The COVID-19 pandemic has shown that African tax and social-benefit systems are currently ill-equipped to protect households from sudden income losses. Meaningful progress will require policymakers to reduce the size of the informal sector and improve the design and financing of social-protection measures.

HELSINKI – Researchers around the world have studied the labor-market effects of COVID-19 since spring 2020. The statistics suggest that last year’s economic slowdown was more severe than the 2009 downturn resulting from the global financial crisis, and extended to all regions. The pandemic triggered a surge in unemployment across developed economies and halted progress in reducing poverty and hunger in several lower-income countries.

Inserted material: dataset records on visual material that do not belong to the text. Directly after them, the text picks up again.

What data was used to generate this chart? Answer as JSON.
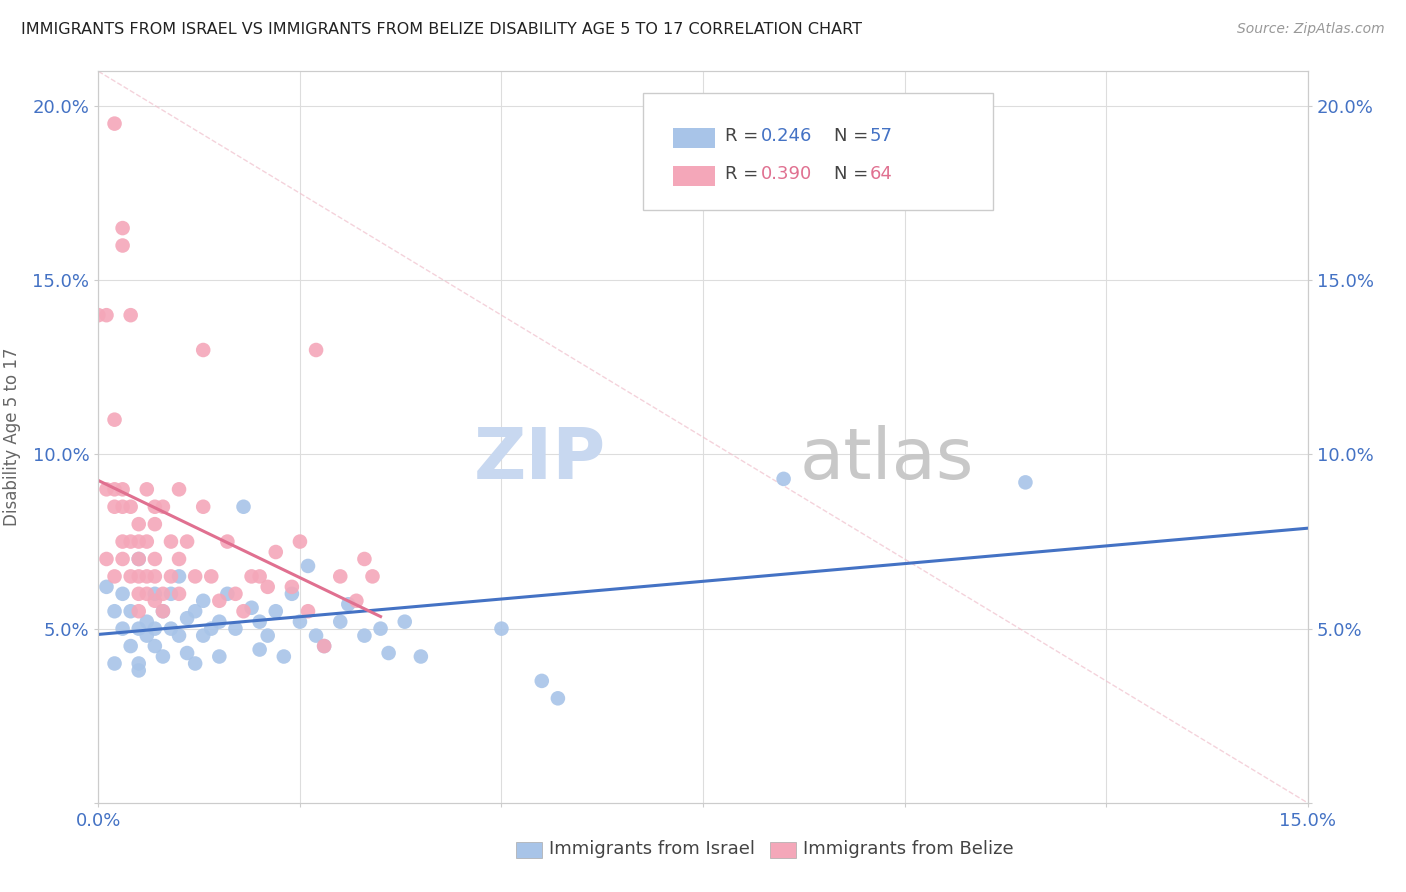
{
  "title": "IMMIGRANTS FROM ISRAEL VS IMMIGRANTS FROM BELIZE DISABILITY AGE 5 TO 17 CORRELATION CHART",
  "source": "Source: ZipAtlas.com",
  "ylabel": "Disability Age 5 to 17",
  "xlim": [
    0.0,
    0.15
  ],
  "ylim": [
    0.0,
    0.21
  ],
  "israel_color": "#a8c4e8",
  "belize_color": "#f4a7b9",
  "israel_line_color": "#4472c4",
  "belize_line_color": "#e07090",
  "diagonal_color": "#f0c0cc",
  "legend_r_israel": "0.246",
  "legend_n_israel": "57",
  "legend_r_belize": "0.390",
  "legend_n_belize": "64",
  "israel_points": [
    [
      0.001,
      0.062
    ],
    [
      0.002,
      0.055
    ],
    [
      0.002,
      0.04
    ],
    [
      0.003,
      0.05
    ],
    [
      0.003,
      0.06
    ],
    [
      0.004,
      0.045
    ],
    [
      0.004,
      0.055
    ],
    [
      0.005,
      0.04
    ],
    [
      0.005,
      0.07
    ],
    [
      0.005,
      0.05
    ],
    [
      0.006,
      0.048
    ],
    [
      0.006,
      0.052
    ],
    [
      0.007,
      0.05
    ],
    [
      0.007,
      0.06
    ],
    [
      0.007,
      0.045
    ],
    [
      0.008,
      0.055
    ],
    [
      0.008,
      0.042
    ],
    [
      0.009,
      0.06
    ],
    [
      0.009,
      0.05
    ],
    [
      0.01,
      0.048
    ],
    [
      0.01,
      0.065
    ],
    [
      0.011,
      0.053
    ],
    [
      0.011,
      0.043
    ],
    [
      0.012,
      0.055
    ],
    [
      0.012,
      0.04
    ],
    [
      0.013,
      0.058
    ],
    [
      0.013,
      0.048
    ],
    [
      0.014,
      0.05
    ],
    [
      0.015,
      0.052
    ],
    [
      0.015,
      0.042
    ],
    [
      0.016,
      0.06
    ],
    [
      0.017,
      0.05
    ],
    [
      0.018,
      0.085
    ],
    [
      0.019,
      0.056
    ],
    [
      0.02,
      0.044
    ],
    [
      0.02,
      0.052
    ],
    [
      0.021,
      0.048
    ],
    [
      0.022,
      0.055
    ],
    [
      0.023,
      0.042
    ],
    [
      0.024,
      0.06
    ],
    [
      0.025,
      0.052
    ],
    [
      0.026,
      0.068
    ],
    [
      0.027,
      0.048
    ],
    [
      0.028,
      0.045
    ],
    [
      0.03,
      0.052
    ],
    [
      0.031,
      0.057
    ],
    [
      0.033,
      0.048
    ],
    [
      0.035,
      0.05
    ],
    [
      0.036,
      0.043
    ],
    [
      0.038,
      0.052
    ],
    [
      0.04,
      0.042
    ],
    [
      0.05,
      0.05
    ],
    [
      0.055,
      0.035
    ],
    [
      0.057,
      0.03
    ],
    [
      0.085,
      0.093
    ],
    [
      0.115,
      0.092
    ],
    [
      0.005,
      0.038
    ]
  ],
  "belize_points": [
    [
      0.0,
      0.14
    ],
    [
      0.001,
      0.14
    ],
    [
      0.001,
      0.09
    ],
    [
      0.001,
      0.07
    ],
    [
      0.002,
      0.195
    ],
    [
      0.002,
      0.11
    ],
    [
      0.002,
      0.09
    ],
    [
      0.002,
      0.085
    ],
    [
      0.003,
      0.165
    ],
    [
      0.003,
      0.16
    ],
    [
      0.003,
      0.09
    ],
    [
      0.003,
      0.085
    ],
    [
      0.003,
      0.075
    ],
    [
      0.004,
      0.085
    ],
    [
      0.004,
      0.075
    ],
    [
      0.004,
      0.065
    ],
    [
      0.004,
      0.14
    ],
    [
      0.005,
      0.08
    ],
    [
      0.005,
      0.075
    ],
    [
      0.005,
      0.07
    ],
    [
      0.005,
      0.065
    ],
    [
      0.005,
      0.06
    ],
    [
      0.005,
      0.055
    ],
    [
      0.006,
      0.09
    ],
    [
      0.006,
      0.075
    ],
    [
      0.006,
      0.065
    ],
    [
      0.006,
      0.06
    ],
    [
      0.007,
      0.085
    ],
    [
      0.007,
      0.08
    ],
    [
      0.007,
      0.07
    ],
    [
      0.007,
      0.065
    ],
    [
      0.007,
      0.058
    ],
    [
      0.008,
      0.085
    ],
    [
      0.008,
      0.06
    ],
    [
      0.008,
      0.055
    ],
    [
      0.009,
      0.075
    ],
    [
      0.009,
      0.065
    ],
    [
      0.01,
      0.09
    ],
    [
      0.01,
      0.07
    ],
    [
      0.01,
      0.06
    ],
    [
      0.011,
      0.075
    ],
    [
      0.012,
      0.065
    ],
    [
      0.013,
      0.085
    ],
    [
      0.013,
      0.13
    ],
    [
      0.014,
      0.065
    ],
    [
      0.015,
      0.058
    ],
    [
      0.016,
      0.075
    ],
    [
      0.017,
      0.06
    ],
    [
      0.018,
      0.055
    ],
    [
      0.019,
      0.065
    ],
    [
      0.02,
      0.065
    ],
    [
      0.021,
      0.062
    ],
    [
      0.022,
      0.072
    ],
    [
      0.024,
      0.062
    ],
    [
      0.025,
      0.075
    ],
    [
      0.026,
      0.055
    ],
    [
      0.027,
      0.13
    ],
    [
      0.028,
      0.045
    ],
    [
      0.03,
      0.065
    ],
    [
      0.032,
      0.058
    ],
    [
      0.033,
      0.07
    ],
    [
      0.034,
      0.065
    ],
    [
      0.003,
      0.07
    ],
    [
      0.002,
      0.065
    ]
  ],
  "xtick_vals": [
    0.0,
    0.025,
    0.05,
    0.075,
    0.1,
    0.125,
    0.15
  ],
  "ytick_vals": [
    0.0,
    0.05,
    0.1,
    0.15,
    0.2
  ],
  "tick_color": "#4472c4",
  "grid_color": "#dddddd",
  "spine_color": "#cccccc",
  "label_color": "#666666",
  "watermark_zip_color": "#c8d8f0",
  "watermark_atlas_color": "#c8c8c8"
}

Economists have begun to devote more attention to the role of national tax and benefit systems in protecting households during the pandemic. Most of the research to date has focused on developed countries such as Finland, Germany, Italy, and the United Kingdom, but recent studies have analyzed tax and social-protection schemes in South Africa, Indonesia, and the Andean countries.

Now, a new United Nations study has measured the impact of tax and benefit systems in Sub-Saharan Africa (SSA) during the COVID-19 crisis, providing an important complement to the research on high- and middle-income countries. The study used national tax-benefit microsimulation models to evaluate the distributional effects of different policy measures during the first stage of the pandemic in Ghana, Mozambique, Tanzania, Uganda, and Zambia.